In the last few years, Generative AI models have begun to produce strikingly fluent language, polished images, and appealing music from within themselves, arguably demonstrating autonomous creativity. Names like ChatGPT and Stable Diffusion are in the news. Jina AI is part an emerging German 'AI sector', encompassing a growing collection of startups that provide AI-centered software and services. New Generative AI technologies have important consequences for intellectual property (IP) law, and how they are ultimately handled will strongly affect the development of this sector.
There is some debate about whether AI output can be IP at all. There is little clear law on this subject. Copyright requires works to reflect human creativity, but in practice creating works using AI models requires significant human involvement. Humans construct textual "prompts" to stimulate image production, then modify those prompts based on the result, and select among multiple productions. AI-generated texts and music follow much the same pattern. This is comparable to the way a photographer takes a picture, and that has clear IP protections.
A bigger problem is the way Generative AI models are made. Large AI models are expensive to produce and come primarily from a few sources, particularly OpenAI (which is mostly controlled by Microsoft), Meta (Facebook/Instagram), and Alphabet (Google/DeepMind). Jina AI and other start-ups are highly dependent on access to them.
These models are trained to produce their outputs using large quantities of human-made written text, images, music, etc. and the most useful ones have all been trained using data taken from the Internet without the consent of their owners. Writers and musicians have not responded very strongly to this unauthorized use, but it has evoked strong reactions from visual artists. “AI art is theft” has become a viral slogan.

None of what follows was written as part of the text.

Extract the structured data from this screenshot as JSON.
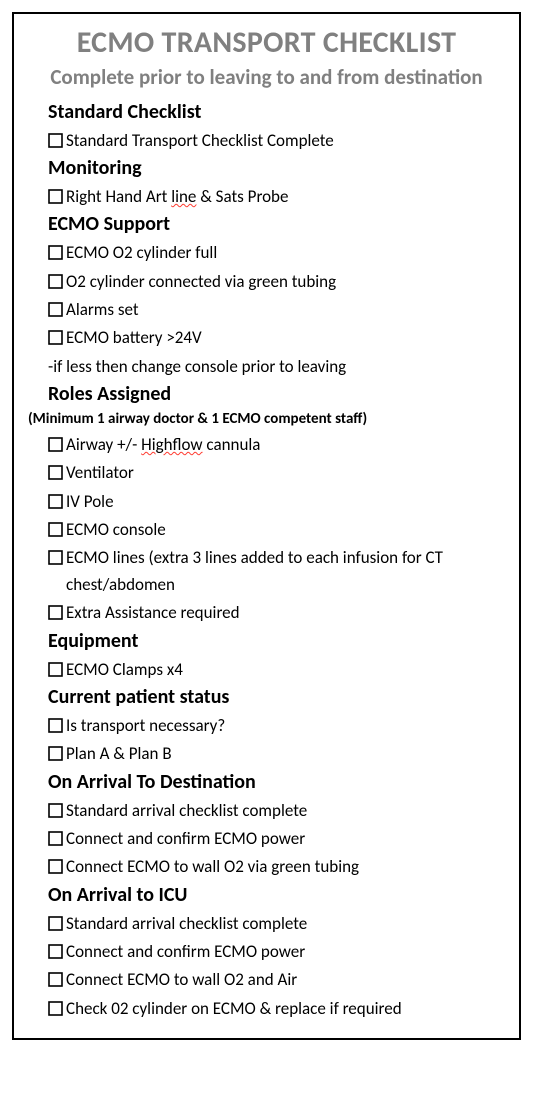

There are lawsuits challenging Generative AI underway in California and the UK, and we can assume that there will be cases under EU law. These suits argue that Generative AI models are derivative works infringing on IP rights in their training data. Furthermore, they allege that anything created using those models is equally an infringing work, because neural network models merely store and then “recombine” the works of others. AI advocates challenge that characterization.

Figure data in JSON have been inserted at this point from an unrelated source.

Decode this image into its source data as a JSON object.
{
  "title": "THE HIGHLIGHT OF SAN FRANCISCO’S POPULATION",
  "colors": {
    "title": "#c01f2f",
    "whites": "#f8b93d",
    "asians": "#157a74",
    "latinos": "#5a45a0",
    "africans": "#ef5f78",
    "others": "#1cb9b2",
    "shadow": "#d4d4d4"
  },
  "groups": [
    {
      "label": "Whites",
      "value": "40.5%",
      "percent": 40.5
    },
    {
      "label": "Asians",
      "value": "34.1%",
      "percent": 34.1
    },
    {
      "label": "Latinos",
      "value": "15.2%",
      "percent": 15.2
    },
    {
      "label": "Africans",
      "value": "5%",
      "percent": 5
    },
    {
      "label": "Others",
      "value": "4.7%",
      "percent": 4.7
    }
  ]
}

Under the laws of the US, UK, and countries inheriting their legal traditions, principles of “fair use” or “fair dealing” create broad but ambiguous exceptions to copyright, which might apply to AI training. But “fair use” has no equivalent in European and German law. Allowed exceptions to copyright are listed in Article 5 of the EU Copyright and Information Society Directive, and contain nothing to help AI models. Since the 2013 Ashby decision by the ECHR, European courts have begun to find an implicit “fair use” doctrine in the European Convention’s guarantee of freedom of expression, but this is unlikely to apply to for-profit software.

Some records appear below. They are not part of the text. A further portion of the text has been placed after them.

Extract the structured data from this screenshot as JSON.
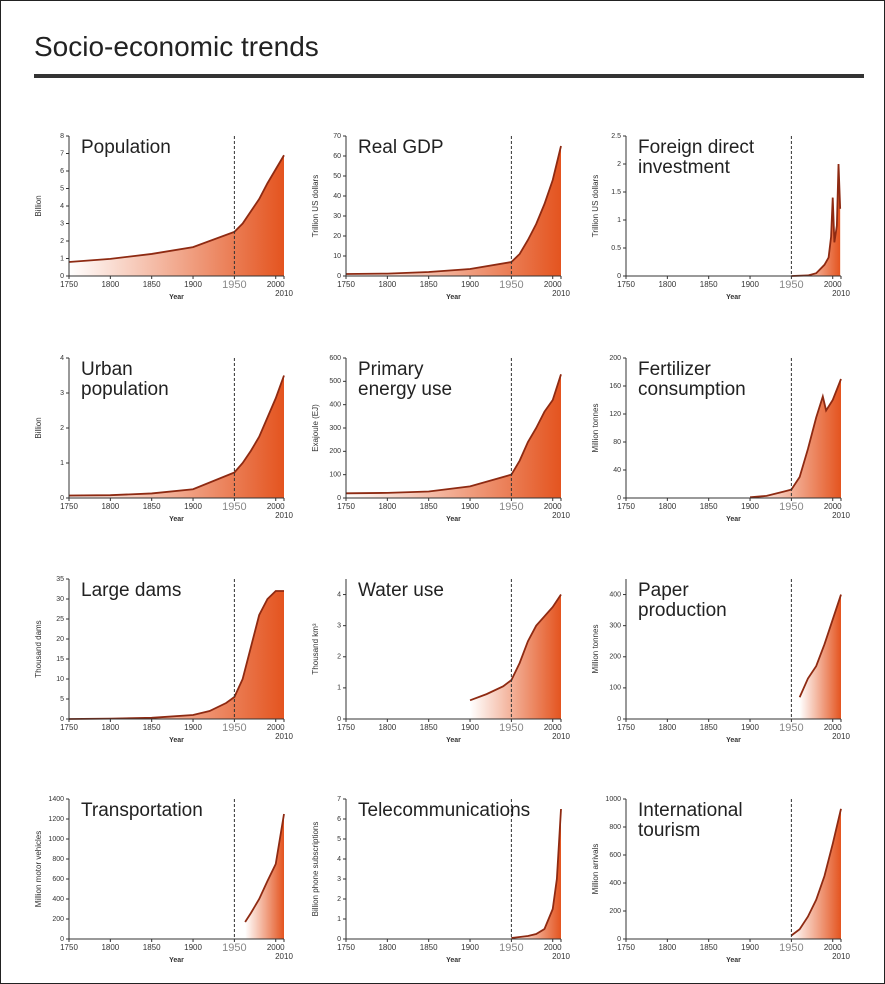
{
  "title": "Socio-economic trends",
  "chart_data": [
    {
      "type": "area",
      "title": "Population",
      "ylabel": "Billion",
      "xlabel": "Year",
      "x": [
        1750,
        1800,
        1850,
        1900,
        1950,
        1960,
        1970,
        1980,
        1990,
        2000,
        2010
      ],
      "values": [
        0.8,
        0.98,
        1.26,
        1.65,
        2.52,
        3.0,
        3.7,
        4.4,
        5.3,
        6.1,
        6.9
      ],
      "xlim": [
        1750,
        2010
      ],
      "xticks": [
        1750,
        1800,
        1850,
        1900,
        1950,
        2000,
        2010
      ],
      "ylim": [
        0,
        8
      ],
      "yticks": [
        0,
        1,
        2,
        3,
        4,
        5,
        6,
        7,
        8
      ],
      "vline": 1950,
      "color": "#8e2a12",
      "fill_color": "#e4541f"
    },
    {
      "type": "area",
      "title": "Real GDP",
      "ylabel": "Trillion US dollars",
      "xlabel": "Year",
      "x": [
        1750,
        1800,
        1850,
        1900,
        1950,
        1960,
        1970,
        1980,
        1990,
        2000,
        2010
      ],
      "values": [
        1,
        1.2,
        2,
        3.5,
        7,
        11,
        18,
        26,
        36,
        48,
        65
      ],
      "xlim": [
        1750,
        2010
      ],
      "xticks": [
        1750,
        1800,
        1850,
        1900,
        1950,
        2000,
        2010
      ],
      "ylim": [
        0,
        70
      ],
      "yticks": [
        0,
        10,
        20,
        30,
        40,
        50,
        60,
        70
      ],
      "vline": 1950,
      "color": "#8e2a12",
      "fill_color": "#e4541f"
    },
    {
      "type": "area",
      "title": "Foreign direct\ninvestment",
      "ylabel": "Trillion US dollars",
      "xlabel": "Year",
      "x": [
        1950,
        1970,
        1980,
        1990,
        1995,
        1998,
        2000,
        2002,
        2005,
        2007,
        2009
      ],
      "values": [
        0,
        0.01,
        0.05,
        0.2,
        0.33,
        0.7,
        1.4,
        0.6,
        0.9,
        2.0,
        1.2
      ],
      "xlim": [
        1750,
        2010
      ],
      "xticks": [
        1750,
        1800,
        1850,
        1900,
        1950,
        2000,
        2010
      ],
      "ylim": [
        0,
        2.5
      ],
      "yticks": [
        0,
        0.5,
        1,
        1.5,
        2,
        2.5
      ],
      "vline": 1950,
      "color": "#8e2a12",
      "fill_color": "#e4541f"
    },
    {
      "type": "area",
      "title": "Urban\npopulation",
      "ylabel": "Billion",
      "xlabel": "Year",
      "x": [
        1750,
        1800,
        1850,
        1900,
        1950,
        1960,
        1970,
        1980,
        1990,
        2000,
        2010
      ],
      "values": [
        0.07,
        0.08,
        0.13,
        0.25,
        0.73,
        1.0,
        1.35,
        1.75,
        2.3,
        2.85,
        3.5
      ],
      "xlim": [
        1750,
        2010
      ],
      "xticks": [
        1750,
        1800,
        1850,
        1900,
        1950,
        2000,
        2010
      ],
      "ylim": [
        0,
        4
      ],
      "yticks": [
        0,
        1,
        2,
        3,
        4
      ],
      "vline": 1950,
      "color": "#8e2a12",
      "fill_color": "#e4541f"
    },
    {
      "type": "area",
      "title": "Primary\nenergy use",
      "ylabel": "Exajoule (EJ)",
      "xlabel": "Year",
      "x": [
        1750,
        1800,
        1850,
        1900,
        1940,
        1950,
        1960,
        1970,
        1980,
        1990,
        2000,
        2010
      ],
      "values": [
        20,
        22,
        28,
        50,
        90,
        100,
        160,
        240,
        300,
        370,
        420,
        530
      ],
      "xlim": [
        1750,
        2010
      ],
      "xticks": [
        1750,
        1800,
        1850,
        1900,
        1950,
        2000,
        2010
      ],
      "ylim": [
        0,
        600
      ],
      "yticks": [
        0,
        100,
        200,
        300,
        400,
        500,
        600
      ],
      "vline": 1950,
      "color": "#8e2a12",
      "fill_color": "#e4541f"
    },
    {
      "type": "area",
      "title": "Fertilizer\nconsumption",
      "ylabel": "Million tonnes",
      "xlabel": "Year",
      "x": [
        1900,
        1920,
        1940,
        1950,
        1960,
        1970,
        1980,
        1988,
        1992,
        2000,
        2010
      ],
      "values": [
        1,
        3,
        9,
        12,
        30,
        70,
        115,
        145,
        125,
        140,
        170
      ],
      "xlim": [
        1750,
        2010
      ],
      "xticks": [
        1750,
        1800,
        1850,
        1900,
        1950,
        2000,
        2010
      ],
      "ylim": [
        0,
        200
      ],
      "yticks": [
        0,
        40,
        80,
        120,
        160,
        200
      ],
      "vline": 1950,
      "color": "#8e2a12",
      "fill_color": "#e4541f"
    },
    {
      "type": "area",
      "title": "Large dams",
      "ylabel": "Thousand dams",
      "xlabel": "Year",
      "x": [
        1750,
        1800,
        1850,
        1900,
        1920,
        1940,
        1950,
        1960,
        1970,
        1980,
        1990,
        2000,
        2010
      ],
      "values": [
        0,
        0.1,
        0.3,
        1,
        2,
        4,
        5.5,
        10,
        18,
        26,
        30,
        32,
        32
      ],
      "xlim": [
        1750,
        2010
      ],
      "xticks": [
        1750,
        1800,
        1850,
        1900,
        1950,
        2000,
        2010
      ],
      "ylim": [
        0,
        35
      ],
      "yticks": [
        0,
        5,
        10,
        15,
        20,
        25,
        30,
        35
      ],
      "vline": 1950,
      "color": "#8e2a12",
      "fill_color": "#e4541f"
    },
    {
      "type": "area",
      "title": "Water use",
      "ylabel": "Thousand km³",
      "xlabel": "Year",
      "x": [
        1900,
        1920,
        1940,
        1950,
        1960,
        1970,
        1980,
        1990,
        2000,
        2010
      ],
      "values": [
        0.6,
        0.8,
        1.05,
        1.25,
        1.8,
        2.5,
        3.0,
        3.3,
        3.6,
        4.0
      ],
      "xlim": [
        1750,
        2010
      ],
      "xticks": [
        1750,
        1800,
        1850,
        1900,
        1950,
        2000,
        2010
      ],
      "ylim": [
        0,
        4.5
      ],
      "yticks": [
        0,
        1,
        2,
        3,
        4
      ],
      "vline": 1950,
      "color": "#8e2a12",
      "fill_color": "#e4541f"
    },
    {
      "type": "area",
      "title": "Paper\nproduction",
      "ylabel": "Million tonnes",
      "xlabel": "Year",
      "x": [
        1960,
        1970,
        1980,
        1990,
        2000,
        2010
      ],
      "values": [
        70,
        130,
        170,
        240,
        320,
        400
      ],
      "xlim": [
        1750,
        2010
      ],
      "xticks": [
        1750,
        1800,
        1850,
        1900,
        1950,
        2000,
        2010
      ],
      "ylim": [
        0,
        450
      ],
      "yticks": [
        0,
        100,
        200,
        300,
        400
      ],
      "vline": 1950,
      "color": "#8e2a12",
      "fill_color": "#e4541f"
    },
    {
      "type": "area",
      "title": "Transportation",
      "ylabel": "Million motor vehicles",
      "xlabel": "Year",
      "x": [
        1963,
        1970,
        1980,
        1990,
        2000,
        2010
      ],
      "values": [
        170,
        260,
        400,
        580,
        750,
        1250
      ],
      "xlim": [
        1750,
        2010
      ],
      "xticks": [
        1750,
        1800,
        1850,
        1900,
        1950,
        2000,
        2010
      ],
      "ylim": [
        0,
        1400
      ],
      "yticks": [
        0,
        200,
        400,
        600,
        800,
        1000,
        1200,
        1400
      ],
      "vline": 1950,
      "color": "#8e2a12",
      "fill_color": "#e4541f"
    },
    {
      "type": "area",
      "title": "Telecommunications",
      "ylabel": "Billion phone subscriptions",
      "xlabel": "Year",
      "x": [
        1950,
        1960,
        1970,
        1980,
        1990,
        2000,
        2005,
        2010
      ],
      "values": [
        0.05,
        0.1,
        0.15,
        0.25,
        0.5,
        1.5,
        3,
        6.5
      ],
      "xlim": [
        1750,
        2010
      ],
      "xticks": [
        1750,
        1800,
        1850,
        1900,
        1950,
        2000,
        2010
      ],
      "ylim": [
        0,
        7
      ],
      "yticks": [
        0,
        1,
        2,
        3,
        4,
        5,
        6,
        7
      ],
      "vline": 1950,
      "color": "#8e2a12",
      "fill_color": "#e4541f"
    },
    {
      "type": "area",
      "title": "International\ntourism",
      "ylabel": "Million arrivals",
      "xlabel": "Year",
      "x": [
        1950,
        1960,
        1970,
        1980,
        1990,
        2000,
        2010
      ],
      "values": [
        25,
        70,
        160,
        280,
        450,
        680,
        930
      ],
      "xlim": [
        1750,
        2010
      ],
      "xticks": [
        1750,
        1800,
        1850,
        1900,
        1950,
        2000,
        2010
      ],
      "ylim": [
        0,
        1000
      ],
      "yticks": [
        0,
        200,
        400,
        600,
        800,
        1000
      ],
      "vline": 1950,
      "color": "#8e2a12",
      "fill_color": "#e4541f"
    }
  ]
}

We cannot predict the future, but it is possible, perhaps likely, that European courts will find that models trained with unlicensed data infringe copyright. There is a good chance that US courts will also reject claims of "fair use". Whatever the outcome, this will impact the entire field. Copyrighted works are in the training data of all major Generative AI models, including ChatGPT and AI models that generate music, not just the ones that make images.
Nonetheless, even if legal claims fail, there is a strong moral case that Generative AI profits from the work of uncompensated IP owners. Regulatory law might attempt to compensate them.
One possible regulatory solution is a compulsory licensing regime akin to the ones in the music industry. The music industry is already comfortable with them. The publishing industry is unafraid of AI and authors might readily accept such a scheme. Visual artists, however, might resist.
An alternative would be for the AI industry to fund a common training dataset and pay creators directly for the use of their work. This would completely eliminate IP claims against Generative AI models, and would create a locus for action over other concerns with AI. It would also put at least a little bit of money in the pockets of creators, who are rarely well compensated for their work.
Although such a body raises concerns about unfair barriers to market entry, it has benefits. An industry association can self-regulate in ways that governments cannot. For example, objectionable imagery may be legally protected from state action as free speech, but an industry body can forbid training AI models to produce pornography or graphic violence, and can restrict consumers' usage though the terms in their software licenses.
Furthermore, Generative AI models consume an extraordinary amount of electricity to train. An industry body can verify the environmental conduct of its members, and eliminate the temptation to train models in places where energy is cheap but environmentally unfriendly.
We want the emerging German AI sector to prosper and we need a stable, competitive, well-regulated environment. Uncertainty about these IP issues risks undermining our open source tech stacks and overturning our infant industry, causing an exodus to less scrupulous countries. Using these kinds of tools to take control of Generative AI's training data has promising prospects for regulating the industry in a way that continues to encourage German and European growth in the AI sector, relieving smaller firms like Jina AI of uncertainty while retaining a highly-competitive market environment.